The RCC further analysed the DTP system implemented by GSK for Seretide, Avodart and Tyverb, through its affiliate distributor, Europharm, and Pfizer’s system involving a limited number of distributors. As far as GSK’s system is concerned, the RCC found that the changes in the distribution system led to price increases caused by the disappearance of intra-brand competition and a shortage of supplies, especially concerning Avodart andSeretide. In fact, the RCC had already opened an investigation against GSK for a potential abuse of dominance concerning the distribution of these two medicines and is currently considering commitments proposed by GSK in order to close the investigation (please see our publication on the matter here).
As for Pfizer, it had set up a distribution system between January and October 2013 for Diflucan, Ecalta andVfend by only using a limited number of distributors (i.e. Mediplus, Farmexpert and Romastru), selected after a tender process. The RCC carefully analysed the market implications of this system and did not find competition concerns. As a whole, certain merit was found in this system as discounts transferred by the three distributors to hospitals and pharmacies were greater than those transferred under the previous distribution system, shipment was due in only 24 hours after an order was placed, and hospitals continued to receive products even if they had payment delays.
In the press release published the same day as the report, the RCC announced that it had opened an investigation of a potential abuse of dominance by Novartis Pharma Services Romania (‘Novartis’) for its implementation of a pilot direct distribution system to specific pharmacies (while maintaining its traditional distribution system) and indicated that it had already conducted a dawn raid at Novartis headquarters. According to the RCC’s report, the alleged violation appears to be related to a DTP system operated by Novartis through a logistics agent in order to distribute medicines to a number of independent pharmacies in Bucharest. Novartis launched the system in November 2014 for the distribution of seven of its medicines (i.e. Myfortic, Sandimunn,Neoral, Exjade, Sandostatin, Jakavi, Signifor and Tasigna) but, for two of the medicines, shortages in supply have been reported by both patients and pharmacies.

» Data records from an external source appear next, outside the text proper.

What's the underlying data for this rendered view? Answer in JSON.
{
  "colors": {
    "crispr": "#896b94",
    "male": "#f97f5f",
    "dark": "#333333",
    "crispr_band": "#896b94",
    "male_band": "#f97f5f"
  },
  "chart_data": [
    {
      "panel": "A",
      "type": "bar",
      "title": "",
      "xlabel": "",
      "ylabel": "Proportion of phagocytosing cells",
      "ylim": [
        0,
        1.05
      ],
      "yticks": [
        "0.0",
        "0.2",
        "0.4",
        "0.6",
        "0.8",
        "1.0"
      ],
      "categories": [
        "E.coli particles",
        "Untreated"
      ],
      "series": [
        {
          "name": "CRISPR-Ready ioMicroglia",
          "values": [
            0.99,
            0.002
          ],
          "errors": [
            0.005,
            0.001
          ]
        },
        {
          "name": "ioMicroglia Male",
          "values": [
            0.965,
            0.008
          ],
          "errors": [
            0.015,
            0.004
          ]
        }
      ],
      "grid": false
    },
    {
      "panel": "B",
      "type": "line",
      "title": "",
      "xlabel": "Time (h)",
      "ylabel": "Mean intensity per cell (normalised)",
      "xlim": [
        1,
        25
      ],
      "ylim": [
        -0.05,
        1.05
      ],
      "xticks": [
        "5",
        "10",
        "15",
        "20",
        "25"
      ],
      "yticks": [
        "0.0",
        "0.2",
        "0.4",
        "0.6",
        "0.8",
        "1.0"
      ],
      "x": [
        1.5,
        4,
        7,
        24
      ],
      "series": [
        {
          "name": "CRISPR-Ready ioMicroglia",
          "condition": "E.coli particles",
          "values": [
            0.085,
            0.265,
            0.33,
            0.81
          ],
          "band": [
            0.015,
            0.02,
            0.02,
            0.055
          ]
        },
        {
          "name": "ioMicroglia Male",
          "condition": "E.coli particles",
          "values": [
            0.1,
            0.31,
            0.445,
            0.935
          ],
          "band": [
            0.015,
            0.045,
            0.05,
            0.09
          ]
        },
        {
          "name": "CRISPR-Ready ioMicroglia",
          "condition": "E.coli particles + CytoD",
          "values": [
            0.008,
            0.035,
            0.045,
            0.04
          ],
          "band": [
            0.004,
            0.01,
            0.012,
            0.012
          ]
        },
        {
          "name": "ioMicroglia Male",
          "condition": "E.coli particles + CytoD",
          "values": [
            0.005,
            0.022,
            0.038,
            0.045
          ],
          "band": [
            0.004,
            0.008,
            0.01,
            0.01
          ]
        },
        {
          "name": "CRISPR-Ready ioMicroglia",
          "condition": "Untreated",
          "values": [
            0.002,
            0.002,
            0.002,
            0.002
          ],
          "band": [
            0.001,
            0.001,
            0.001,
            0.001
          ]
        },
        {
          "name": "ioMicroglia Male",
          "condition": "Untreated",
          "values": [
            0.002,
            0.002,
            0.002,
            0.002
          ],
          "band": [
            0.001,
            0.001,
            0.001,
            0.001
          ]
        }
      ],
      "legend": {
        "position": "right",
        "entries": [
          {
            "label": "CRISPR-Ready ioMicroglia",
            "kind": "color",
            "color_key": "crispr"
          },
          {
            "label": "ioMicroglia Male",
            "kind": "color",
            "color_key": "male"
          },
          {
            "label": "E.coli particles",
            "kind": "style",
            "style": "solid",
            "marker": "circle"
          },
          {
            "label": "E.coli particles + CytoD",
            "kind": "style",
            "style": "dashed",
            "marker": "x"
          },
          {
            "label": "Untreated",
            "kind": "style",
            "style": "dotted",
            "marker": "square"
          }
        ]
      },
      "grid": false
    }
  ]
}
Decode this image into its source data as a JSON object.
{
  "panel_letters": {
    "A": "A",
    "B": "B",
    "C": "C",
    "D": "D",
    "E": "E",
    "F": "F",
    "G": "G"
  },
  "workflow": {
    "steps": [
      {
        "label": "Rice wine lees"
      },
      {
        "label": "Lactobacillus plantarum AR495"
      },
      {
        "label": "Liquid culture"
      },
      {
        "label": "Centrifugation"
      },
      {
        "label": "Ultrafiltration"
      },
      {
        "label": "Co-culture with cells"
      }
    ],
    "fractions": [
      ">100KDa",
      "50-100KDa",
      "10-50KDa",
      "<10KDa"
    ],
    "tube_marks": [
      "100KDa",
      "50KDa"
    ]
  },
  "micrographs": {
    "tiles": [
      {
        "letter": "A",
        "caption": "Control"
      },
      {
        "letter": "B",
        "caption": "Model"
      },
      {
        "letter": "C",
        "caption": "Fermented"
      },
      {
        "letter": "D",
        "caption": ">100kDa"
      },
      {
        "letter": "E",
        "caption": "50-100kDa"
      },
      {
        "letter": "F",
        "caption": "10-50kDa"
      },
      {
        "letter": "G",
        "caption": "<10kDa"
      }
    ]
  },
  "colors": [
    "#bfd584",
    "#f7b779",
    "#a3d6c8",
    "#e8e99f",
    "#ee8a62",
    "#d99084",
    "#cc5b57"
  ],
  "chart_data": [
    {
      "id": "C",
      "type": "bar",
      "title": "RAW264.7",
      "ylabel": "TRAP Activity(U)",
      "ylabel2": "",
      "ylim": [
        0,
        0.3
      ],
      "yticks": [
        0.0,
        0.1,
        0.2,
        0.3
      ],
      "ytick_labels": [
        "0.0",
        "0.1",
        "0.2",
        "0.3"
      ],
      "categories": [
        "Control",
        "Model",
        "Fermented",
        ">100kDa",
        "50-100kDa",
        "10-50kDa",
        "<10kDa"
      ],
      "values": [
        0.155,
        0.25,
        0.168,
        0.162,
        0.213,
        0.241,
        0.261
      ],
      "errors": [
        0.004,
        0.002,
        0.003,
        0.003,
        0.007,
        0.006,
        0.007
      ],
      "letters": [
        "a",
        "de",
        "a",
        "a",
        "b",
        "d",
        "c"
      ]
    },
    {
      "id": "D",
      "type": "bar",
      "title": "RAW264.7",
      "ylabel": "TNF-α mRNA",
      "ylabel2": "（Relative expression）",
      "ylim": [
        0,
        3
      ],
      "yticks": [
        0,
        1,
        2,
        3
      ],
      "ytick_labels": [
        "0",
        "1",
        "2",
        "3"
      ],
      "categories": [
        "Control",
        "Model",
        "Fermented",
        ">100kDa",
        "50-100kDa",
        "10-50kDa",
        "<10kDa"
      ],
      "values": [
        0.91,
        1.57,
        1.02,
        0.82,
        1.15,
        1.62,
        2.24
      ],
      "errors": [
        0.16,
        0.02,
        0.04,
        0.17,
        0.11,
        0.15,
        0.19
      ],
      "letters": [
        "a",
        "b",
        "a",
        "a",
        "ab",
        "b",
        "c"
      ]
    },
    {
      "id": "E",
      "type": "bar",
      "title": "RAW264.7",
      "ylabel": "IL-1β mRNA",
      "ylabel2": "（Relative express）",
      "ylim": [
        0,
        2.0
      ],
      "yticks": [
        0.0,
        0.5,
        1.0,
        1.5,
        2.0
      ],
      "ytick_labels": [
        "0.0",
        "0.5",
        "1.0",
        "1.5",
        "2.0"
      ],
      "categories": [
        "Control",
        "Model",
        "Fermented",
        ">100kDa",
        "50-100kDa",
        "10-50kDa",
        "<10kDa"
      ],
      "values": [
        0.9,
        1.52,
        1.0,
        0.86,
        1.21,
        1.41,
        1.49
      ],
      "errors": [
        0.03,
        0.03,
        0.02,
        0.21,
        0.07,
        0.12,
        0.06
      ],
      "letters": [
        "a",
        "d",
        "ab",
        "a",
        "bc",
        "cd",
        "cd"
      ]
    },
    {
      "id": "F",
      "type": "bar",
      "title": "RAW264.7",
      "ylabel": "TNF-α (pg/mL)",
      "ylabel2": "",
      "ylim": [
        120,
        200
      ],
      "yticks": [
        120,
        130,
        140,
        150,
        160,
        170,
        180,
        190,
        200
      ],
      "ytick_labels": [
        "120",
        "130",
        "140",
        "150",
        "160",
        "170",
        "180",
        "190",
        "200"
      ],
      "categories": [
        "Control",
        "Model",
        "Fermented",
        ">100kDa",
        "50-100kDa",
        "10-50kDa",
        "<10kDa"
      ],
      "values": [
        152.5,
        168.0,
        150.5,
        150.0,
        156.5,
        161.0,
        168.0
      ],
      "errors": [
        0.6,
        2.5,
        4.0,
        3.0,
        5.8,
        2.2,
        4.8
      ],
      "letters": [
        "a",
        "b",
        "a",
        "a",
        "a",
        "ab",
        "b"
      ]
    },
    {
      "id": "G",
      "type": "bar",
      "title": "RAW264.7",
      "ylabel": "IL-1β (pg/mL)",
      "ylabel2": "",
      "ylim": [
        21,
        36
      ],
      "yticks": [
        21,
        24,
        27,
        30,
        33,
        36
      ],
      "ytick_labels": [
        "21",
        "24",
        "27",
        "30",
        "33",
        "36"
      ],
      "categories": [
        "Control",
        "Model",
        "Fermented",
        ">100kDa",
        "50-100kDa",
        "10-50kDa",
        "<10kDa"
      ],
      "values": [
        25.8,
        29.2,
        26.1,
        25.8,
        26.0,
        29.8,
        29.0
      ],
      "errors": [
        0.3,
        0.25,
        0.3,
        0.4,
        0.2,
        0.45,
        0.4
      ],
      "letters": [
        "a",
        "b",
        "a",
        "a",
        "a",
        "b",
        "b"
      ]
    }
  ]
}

On another note, the RCC also raised the issue of the potential anticompetitive effects of the norms regarding prices of generic medicines. The competition authority argues that the claw-back tax should be applied in a different manner to generics and brand-name products no longer protected by patent, on the one hand, and to brand-name medicines, on the other, as the latter are more expensive and involve higher financial efforts. In addition, the RCC argues that applying a lower claw-back to generic medicines would ensure and catalyse their market presence. RCC also commented and presented suggestions as regards the legislative framework in order to enhance competition.
Interested parties can submit comments and observations on the RCC’s report until 1 July 2016. The full report can be accessed in the Romanian language here.